Part.5 || Sebuah Harapan

11.3K 1K 46
                                    

KAIRAV (A WISH)
.
.
.

💚

Afnan yang sudah siap dengan seragam sekolahnya lengkap dengan jaket lusuhnya tengah berdiri membereskan isi ranselnya. Raihan yang baru keluar sebentar membeli sarapan mematung di ambang pintu.

"Afnan?" tubuhnya berbalik menghadap sang ayah, sedikit msmundur saat Raihan sedikit berjalan cepat ke arahnya "kamu mau kemana?!" nadanya menuntut membuat tubuh Afnan bergetar takut.

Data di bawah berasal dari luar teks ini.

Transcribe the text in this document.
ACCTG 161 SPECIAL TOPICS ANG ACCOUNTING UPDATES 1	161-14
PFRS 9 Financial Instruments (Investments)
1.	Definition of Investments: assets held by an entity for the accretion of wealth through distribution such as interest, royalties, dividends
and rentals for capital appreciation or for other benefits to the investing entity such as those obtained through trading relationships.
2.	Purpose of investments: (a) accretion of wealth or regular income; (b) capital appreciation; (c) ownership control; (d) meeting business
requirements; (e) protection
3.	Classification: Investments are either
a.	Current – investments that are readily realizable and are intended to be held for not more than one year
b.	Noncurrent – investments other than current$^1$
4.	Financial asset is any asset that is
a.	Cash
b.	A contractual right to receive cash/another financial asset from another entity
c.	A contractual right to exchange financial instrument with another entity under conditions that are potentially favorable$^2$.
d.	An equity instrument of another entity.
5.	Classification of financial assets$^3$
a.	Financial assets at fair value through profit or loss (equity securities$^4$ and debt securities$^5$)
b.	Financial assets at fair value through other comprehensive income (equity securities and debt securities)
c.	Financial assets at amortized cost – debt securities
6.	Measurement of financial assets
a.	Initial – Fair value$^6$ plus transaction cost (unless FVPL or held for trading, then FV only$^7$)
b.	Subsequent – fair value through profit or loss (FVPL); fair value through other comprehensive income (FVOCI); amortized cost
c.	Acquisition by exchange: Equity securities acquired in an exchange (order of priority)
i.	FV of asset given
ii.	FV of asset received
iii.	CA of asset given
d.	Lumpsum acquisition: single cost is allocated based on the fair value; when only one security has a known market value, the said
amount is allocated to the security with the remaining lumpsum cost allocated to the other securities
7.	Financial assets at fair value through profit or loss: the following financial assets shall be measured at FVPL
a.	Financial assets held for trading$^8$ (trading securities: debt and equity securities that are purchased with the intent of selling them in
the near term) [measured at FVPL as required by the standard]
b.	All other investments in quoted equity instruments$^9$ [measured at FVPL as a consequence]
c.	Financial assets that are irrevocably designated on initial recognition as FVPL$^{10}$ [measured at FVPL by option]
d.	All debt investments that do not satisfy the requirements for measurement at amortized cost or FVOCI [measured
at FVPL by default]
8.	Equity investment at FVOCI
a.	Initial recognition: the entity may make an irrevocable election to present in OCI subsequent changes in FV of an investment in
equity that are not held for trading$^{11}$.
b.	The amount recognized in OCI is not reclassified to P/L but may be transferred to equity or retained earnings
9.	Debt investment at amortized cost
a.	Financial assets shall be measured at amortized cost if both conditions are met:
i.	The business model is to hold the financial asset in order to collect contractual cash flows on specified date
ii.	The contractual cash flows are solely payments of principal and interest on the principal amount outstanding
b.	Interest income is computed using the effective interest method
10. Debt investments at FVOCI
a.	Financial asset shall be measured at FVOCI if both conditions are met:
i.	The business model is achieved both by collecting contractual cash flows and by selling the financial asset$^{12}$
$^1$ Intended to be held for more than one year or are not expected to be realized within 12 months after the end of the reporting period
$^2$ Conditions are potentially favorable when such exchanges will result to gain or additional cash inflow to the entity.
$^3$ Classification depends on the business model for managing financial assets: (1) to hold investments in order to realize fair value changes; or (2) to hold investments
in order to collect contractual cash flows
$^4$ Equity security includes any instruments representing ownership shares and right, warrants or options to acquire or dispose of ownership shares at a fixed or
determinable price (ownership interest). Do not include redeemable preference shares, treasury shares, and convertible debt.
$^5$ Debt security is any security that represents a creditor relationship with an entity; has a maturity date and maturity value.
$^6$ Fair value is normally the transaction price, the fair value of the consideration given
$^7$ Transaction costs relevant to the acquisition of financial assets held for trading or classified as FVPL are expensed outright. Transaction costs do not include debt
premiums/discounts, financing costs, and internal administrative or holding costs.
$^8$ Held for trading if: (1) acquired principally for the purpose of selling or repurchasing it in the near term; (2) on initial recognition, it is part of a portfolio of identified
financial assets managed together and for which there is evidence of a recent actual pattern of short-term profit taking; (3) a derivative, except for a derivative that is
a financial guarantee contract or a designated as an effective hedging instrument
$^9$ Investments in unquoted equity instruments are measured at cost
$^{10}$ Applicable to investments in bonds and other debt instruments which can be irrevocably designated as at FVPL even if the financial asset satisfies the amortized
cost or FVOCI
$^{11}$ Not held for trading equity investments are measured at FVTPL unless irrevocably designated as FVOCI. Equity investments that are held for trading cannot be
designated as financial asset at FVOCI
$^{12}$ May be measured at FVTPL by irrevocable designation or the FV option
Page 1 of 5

"Se-sekokah." jawabnya gugup dengan kepala yang menunduk takut. Raihan mengusap wajahnya kasar. Keras kepala Afnan benar-benar menurun darinya. Raihan akui itu.

"Om Ryan udah ngasih ijin kamu buat pulang emang?!" kepala Afnan menggeleng pelan, demi apa dia sangat takut sekarang. Raihan berucap seolah ia akan menerkamnya.

"Terus?! Kenapa kamu mau pergi sekolah?!" Obsidian Raihan melihat bercak darah di lengan jaket Afnan "...Afnan ga mau ngerepotin ayah terus."

"Ya allah Afnan!" nada suara Raihan bergetar, ia tak peduli lagi jika Afnan melihatnya menangis. Raihan mengambil saputangan di saku celananya, menarik pelan tangan Afnan dan menghentikan pendarahan di tangan anak itu saat Raihan tau Afnan mencabut paksa jarum infuse di tangannya.

Afnan tertegun, Raihan benar-benar menangis di hadapannya "ayah..kenapa?" tangannya yang lain tanpa di perintah terulur menghapus jejak air mata Raihan. Tidak, hatinya sakit saat melihat ayahnya menangis. Ada rasa tak terima saat tetes air mata itu membasahi wajah Raihan.

"Jangan nangis," suaranya ikut bergetar, tanpa sadar ia juga ikut menangis "...ayah jangan nangis, maafin Afnan."

Raihan mendongak, menatap sendu wajah sembab Afnan "...Afnan ga suka liat ayah nangis. Mending ayah ngebentak Afnan, marahin Afnan atau mukulin Afnan daripada afnan harus ngeliat ayah nangis. Afnan ga suka."

"Ayah cuman mau kamu nurut, dengerin kata-kata ayah sekarang. Ayah ngelakuin ini juga buat kebaikan kamu, Afnan! Ayah ga suka liat kamu sakit sekarang. Ayah-"

"Afnan ga ngerti, demi Allah Afnan ga ngerti. Ayah yang tiba-tiba baik ke Afnan, ayah yang ga pernah mukul Afnan lagi, ayah yang ngebentak Afnan tapi Afnan suka, bukan bentakan kasar lagi, tapi bentakan khawatir. Tapi Afnan takut kalau itu cuman ekspetasi berlebih Afnan ke ayah." air matanya di hapus kasar dengan lengan jaketnya. Afnan tertunduk takut dengan tubuh yang bergetar hebat.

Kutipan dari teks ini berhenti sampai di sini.